Les financiers s'ingénient aussi à inventer de nouveaux instruments, des titres aussi risqués ou plus risqués encore que ceux qui ont conduit à la débâcle. Les fonds spéculatifs qui les commercialisent retrouvent une nouvelle jeunesse : « Envolée inédite de hedge funds depuis onze ans », titrent Les Échos du 24 août, et on peut lire dans le même quotidien : « L'heure est à la création de nouveaux fonds ». Les « hedge funds » sont des fonds spécialisés dans les spéculations les plus risquées. Mais la plupart d'entre eux sont des émanations de grandes banques et les fonds avec lesquels ils spéculent viennent aussi bien de ces banques que des entreprises ou de riches particuliers. Le fait qu'ils pullulent de nouveau après la crise financière comme champignons après la pluie, est le signe que toute la classe capitaliste s'est remise à spéculer.

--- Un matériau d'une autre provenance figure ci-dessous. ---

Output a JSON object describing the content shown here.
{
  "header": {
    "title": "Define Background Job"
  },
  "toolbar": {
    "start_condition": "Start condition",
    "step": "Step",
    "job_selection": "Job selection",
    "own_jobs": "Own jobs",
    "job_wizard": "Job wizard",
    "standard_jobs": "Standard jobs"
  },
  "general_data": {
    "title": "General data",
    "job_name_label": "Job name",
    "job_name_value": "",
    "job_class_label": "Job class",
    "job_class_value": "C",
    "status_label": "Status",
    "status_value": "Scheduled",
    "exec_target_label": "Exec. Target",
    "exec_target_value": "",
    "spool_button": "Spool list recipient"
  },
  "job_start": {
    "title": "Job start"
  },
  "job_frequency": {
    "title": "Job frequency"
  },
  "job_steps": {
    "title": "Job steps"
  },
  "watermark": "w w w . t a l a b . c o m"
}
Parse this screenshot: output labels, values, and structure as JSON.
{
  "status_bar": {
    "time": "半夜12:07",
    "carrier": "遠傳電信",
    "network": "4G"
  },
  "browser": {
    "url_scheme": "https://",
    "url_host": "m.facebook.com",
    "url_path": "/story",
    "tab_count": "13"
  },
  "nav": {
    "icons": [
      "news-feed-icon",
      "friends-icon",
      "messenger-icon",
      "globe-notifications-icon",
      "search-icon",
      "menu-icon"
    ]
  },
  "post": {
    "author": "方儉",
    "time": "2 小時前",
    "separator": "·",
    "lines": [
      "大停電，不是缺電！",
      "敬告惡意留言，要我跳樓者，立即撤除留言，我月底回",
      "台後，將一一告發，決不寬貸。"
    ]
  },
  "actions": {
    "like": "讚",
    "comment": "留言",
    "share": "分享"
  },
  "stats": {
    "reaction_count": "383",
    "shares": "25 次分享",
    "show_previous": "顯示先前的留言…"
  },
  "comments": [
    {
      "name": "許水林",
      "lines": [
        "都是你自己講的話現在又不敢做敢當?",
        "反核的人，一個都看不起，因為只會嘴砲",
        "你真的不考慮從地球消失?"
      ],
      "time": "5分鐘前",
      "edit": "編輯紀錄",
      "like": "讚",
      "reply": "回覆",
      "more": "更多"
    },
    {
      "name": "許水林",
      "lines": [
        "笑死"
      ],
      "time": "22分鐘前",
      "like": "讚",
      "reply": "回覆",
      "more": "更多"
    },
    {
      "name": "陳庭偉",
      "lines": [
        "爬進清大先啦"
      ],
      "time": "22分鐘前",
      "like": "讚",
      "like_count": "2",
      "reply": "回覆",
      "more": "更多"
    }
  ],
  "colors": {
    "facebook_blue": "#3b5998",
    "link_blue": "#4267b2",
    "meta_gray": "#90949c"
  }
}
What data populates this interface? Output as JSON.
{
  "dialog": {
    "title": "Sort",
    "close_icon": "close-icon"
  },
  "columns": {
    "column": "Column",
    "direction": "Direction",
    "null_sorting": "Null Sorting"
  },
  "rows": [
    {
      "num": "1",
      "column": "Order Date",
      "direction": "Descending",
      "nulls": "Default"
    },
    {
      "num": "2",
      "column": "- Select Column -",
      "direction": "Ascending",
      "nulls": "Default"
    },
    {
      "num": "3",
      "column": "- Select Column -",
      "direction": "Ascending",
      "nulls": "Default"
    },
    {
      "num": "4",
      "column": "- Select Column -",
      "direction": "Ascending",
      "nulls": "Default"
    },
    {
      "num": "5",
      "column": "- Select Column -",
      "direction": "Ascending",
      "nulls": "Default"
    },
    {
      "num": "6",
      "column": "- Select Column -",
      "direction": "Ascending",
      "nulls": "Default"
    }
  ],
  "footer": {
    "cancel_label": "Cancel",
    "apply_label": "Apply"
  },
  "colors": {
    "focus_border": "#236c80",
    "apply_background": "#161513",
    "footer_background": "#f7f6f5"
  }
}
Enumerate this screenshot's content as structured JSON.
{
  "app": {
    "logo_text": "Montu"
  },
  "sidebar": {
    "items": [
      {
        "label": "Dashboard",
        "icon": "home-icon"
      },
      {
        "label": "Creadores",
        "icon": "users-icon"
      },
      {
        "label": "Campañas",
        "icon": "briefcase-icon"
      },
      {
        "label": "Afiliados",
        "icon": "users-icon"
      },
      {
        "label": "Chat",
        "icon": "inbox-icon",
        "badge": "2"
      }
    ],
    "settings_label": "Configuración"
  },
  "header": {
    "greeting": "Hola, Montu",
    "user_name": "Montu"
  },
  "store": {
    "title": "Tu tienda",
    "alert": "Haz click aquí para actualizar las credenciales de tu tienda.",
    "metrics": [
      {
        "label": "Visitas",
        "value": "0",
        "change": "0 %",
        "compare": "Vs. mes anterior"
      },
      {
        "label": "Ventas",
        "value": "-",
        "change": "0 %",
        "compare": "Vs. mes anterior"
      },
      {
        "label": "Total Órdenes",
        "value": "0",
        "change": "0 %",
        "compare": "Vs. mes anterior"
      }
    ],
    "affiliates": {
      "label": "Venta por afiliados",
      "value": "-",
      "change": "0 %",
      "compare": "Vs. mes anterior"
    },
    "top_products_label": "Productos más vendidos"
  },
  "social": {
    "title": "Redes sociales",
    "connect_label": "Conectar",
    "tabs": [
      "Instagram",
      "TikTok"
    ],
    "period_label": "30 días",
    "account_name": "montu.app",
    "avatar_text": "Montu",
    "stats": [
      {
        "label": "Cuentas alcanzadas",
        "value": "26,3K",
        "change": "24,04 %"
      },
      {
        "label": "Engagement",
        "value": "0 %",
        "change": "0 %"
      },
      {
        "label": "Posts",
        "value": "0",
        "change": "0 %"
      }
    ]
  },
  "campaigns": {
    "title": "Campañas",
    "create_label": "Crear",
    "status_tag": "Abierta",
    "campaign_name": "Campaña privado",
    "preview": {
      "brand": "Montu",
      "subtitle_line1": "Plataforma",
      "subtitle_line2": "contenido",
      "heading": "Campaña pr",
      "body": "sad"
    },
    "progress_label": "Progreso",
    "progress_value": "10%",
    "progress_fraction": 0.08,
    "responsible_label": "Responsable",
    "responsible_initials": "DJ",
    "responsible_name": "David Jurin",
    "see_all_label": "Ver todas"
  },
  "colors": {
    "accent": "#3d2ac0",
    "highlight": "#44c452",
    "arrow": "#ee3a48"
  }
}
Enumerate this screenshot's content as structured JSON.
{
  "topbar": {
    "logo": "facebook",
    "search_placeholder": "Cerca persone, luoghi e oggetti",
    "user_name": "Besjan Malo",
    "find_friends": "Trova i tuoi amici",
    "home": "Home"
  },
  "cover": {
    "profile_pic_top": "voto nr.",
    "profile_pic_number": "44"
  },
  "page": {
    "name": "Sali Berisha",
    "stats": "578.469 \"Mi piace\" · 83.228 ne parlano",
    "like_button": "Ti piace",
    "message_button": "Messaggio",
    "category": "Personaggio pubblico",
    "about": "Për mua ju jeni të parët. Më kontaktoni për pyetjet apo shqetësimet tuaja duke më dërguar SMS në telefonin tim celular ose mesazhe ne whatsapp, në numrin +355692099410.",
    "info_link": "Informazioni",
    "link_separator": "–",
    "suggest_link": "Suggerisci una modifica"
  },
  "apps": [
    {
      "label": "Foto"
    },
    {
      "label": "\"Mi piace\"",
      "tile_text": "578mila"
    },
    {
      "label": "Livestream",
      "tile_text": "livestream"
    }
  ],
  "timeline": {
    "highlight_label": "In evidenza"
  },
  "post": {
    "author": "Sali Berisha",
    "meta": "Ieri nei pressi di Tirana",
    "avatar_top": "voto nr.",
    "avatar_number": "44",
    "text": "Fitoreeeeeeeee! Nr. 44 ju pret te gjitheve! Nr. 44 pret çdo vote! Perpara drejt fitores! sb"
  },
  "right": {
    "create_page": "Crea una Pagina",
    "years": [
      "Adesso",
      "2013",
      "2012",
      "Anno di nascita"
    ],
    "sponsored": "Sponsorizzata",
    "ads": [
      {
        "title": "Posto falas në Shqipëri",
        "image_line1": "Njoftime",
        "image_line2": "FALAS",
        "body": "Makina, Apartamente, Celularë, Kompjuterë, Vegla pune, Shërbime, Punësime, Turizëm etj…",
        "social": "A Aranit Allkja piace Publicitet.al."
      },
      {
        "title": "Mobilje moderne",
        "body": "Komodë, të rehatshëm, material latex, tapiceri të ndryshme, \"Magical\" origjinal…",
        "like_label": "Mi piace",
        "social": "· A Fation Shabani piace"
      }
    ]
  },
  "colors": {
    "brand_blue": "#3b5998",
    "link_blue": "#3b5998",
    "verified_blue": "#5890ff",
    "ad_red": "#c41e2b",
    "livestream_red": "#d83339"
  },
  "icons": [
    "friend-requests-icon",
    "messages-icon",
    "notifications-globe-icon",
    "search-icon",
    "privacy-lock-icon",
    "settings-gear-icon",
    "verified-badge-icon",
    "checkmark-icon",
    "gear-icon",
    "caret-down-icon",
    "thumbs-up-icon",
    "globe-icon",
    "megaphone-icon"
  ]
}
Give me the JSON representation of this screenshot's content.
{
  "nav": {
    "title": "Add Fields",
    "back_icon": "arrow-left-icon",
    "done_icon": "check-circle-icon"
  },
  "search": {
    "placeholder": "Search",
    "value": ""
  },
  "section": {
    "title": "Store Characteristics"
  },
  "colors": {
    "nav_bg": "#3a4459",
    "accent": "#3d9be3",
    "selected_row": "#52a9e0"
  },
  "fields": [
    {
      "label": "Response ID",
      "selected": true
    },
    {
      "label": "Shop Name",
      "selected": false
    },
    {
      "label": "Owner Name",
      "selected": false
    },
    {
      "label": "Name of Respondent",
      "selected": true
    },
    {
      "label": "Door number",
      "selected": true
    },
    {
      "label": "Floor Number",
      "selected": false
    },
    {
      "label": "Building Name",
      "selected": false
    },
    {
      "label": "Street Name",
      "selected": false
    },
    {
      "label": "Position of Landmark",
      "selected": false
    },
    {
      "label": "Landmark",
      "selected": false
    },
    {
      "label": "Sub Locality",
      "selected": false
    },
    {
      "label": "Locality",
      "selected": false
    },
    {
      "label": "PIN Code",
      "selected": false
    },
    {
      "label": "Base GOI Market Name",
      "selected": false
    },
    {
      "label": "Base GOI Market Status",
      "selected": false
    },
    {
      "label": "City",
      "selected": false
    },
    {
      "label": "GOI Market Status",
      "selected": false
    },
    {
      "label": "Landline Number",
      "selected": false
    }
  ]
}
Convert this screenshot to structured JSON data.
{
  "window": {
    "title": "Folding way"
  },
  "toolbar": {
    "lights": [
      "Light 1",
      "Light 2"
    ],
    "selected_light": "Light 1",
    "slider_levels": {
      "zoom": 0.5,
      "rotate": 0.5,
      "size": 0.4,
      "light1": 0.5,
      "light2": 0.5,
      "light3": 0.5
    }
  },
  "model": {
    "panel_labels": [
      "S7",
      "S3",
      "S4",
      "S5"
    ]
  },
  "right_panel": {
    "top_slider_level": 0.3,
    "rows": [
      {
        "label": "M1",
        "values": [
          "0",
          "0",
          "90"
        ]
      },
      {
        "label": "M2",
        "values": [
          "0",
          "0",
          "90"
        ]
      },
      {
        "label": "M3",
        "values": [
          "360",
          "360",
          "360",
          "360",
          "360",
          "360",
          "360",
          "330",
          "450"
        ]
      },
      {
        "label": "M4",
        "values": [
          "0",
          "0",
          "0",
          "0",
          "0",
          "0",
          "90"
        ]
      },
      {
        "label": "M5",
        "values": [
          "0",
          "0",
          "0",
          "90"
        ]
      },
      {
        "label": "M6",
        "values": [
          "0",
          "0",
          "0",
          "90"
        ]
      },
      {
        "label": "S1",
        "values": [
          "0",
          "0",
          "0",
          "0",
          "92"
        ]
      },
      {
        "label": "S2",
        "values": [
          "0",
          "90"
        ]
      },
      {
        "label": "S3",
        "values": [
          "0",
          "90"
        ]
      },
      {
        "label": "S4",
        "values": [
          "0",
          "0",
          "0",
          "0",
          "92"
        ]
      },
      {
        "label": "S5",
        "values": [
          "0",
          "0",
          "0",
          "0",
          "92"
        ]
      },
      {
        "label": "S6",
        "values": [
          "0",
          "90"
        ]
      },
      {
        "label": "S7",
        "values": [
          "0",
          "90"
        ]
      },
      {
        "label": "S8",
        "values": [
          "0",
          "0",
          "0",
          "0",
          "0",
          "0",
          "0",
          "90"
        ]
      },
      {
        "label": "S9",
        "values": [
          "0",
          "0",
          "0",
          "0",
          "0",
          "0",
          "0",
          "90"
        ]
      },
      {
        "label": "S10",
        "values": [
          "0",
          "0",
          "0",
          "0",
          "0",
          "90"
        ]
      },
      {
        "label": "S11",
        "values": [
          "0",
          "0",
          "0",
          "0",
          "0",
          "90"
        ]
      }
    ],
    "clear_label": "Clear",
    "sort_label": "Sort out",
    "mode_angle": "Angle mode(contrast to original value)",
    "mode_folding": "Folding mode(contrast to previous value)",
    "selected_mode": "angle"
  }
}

Cette reprise des opérations financières constitue le contraire d'une reprise économique. Les gains dont s'enorgueillissent les financiers et le prix auquel cela a été obtenu constituent un prélèvement gigantesque sur les classes populaires. Ces prélèvements étouffent en même temps toute la vie économique. La finance, de plus en plus détachée de l'activité productive, l'étouffe en la parasitant.

Pendant que les activités financières s'envolent, l'activité productive stagne, voire recule. Malgré quelques mois d'élargissement du marché automobile dopé par les diverses primes à la casse, les constructeurs estiment à 10 % le recul du marché européen pour 2009 et prévoient une baisse de 8 à 10 % en 2010.

Les primes diverses qui, au dire du directeur commercial international de Peugeot, ont participé à « 90 % au volume vendu sur le Vieux Continent » n'ont en réalité pas vraiment élargi le marché. Elles n'ont fait que pousser à l'anticipation des achats, mais ont obéré, par la même occasion, les achats futurs.

La Fédération (patronale) des machines-outils en Allemagne a constaté, dans un communiqué daté du 1er juillet 2009, qu'elle « n'entrevoit pas d'améliorations de la conjoncture », alors qu'elle a enregistré « une chute de 51 % sur un an de ses commandes en provenance de l'étranger » et que ses activités en Allemagne « ont reculé de 42 % ».

Les machines-outils étant un secteur essentiel à la production industrielle et jouant un rôle majeur dans les exportations allemandes, on mesure à quel point « le fond de la crise n'est pas encore atteint », d'après le même communiqué.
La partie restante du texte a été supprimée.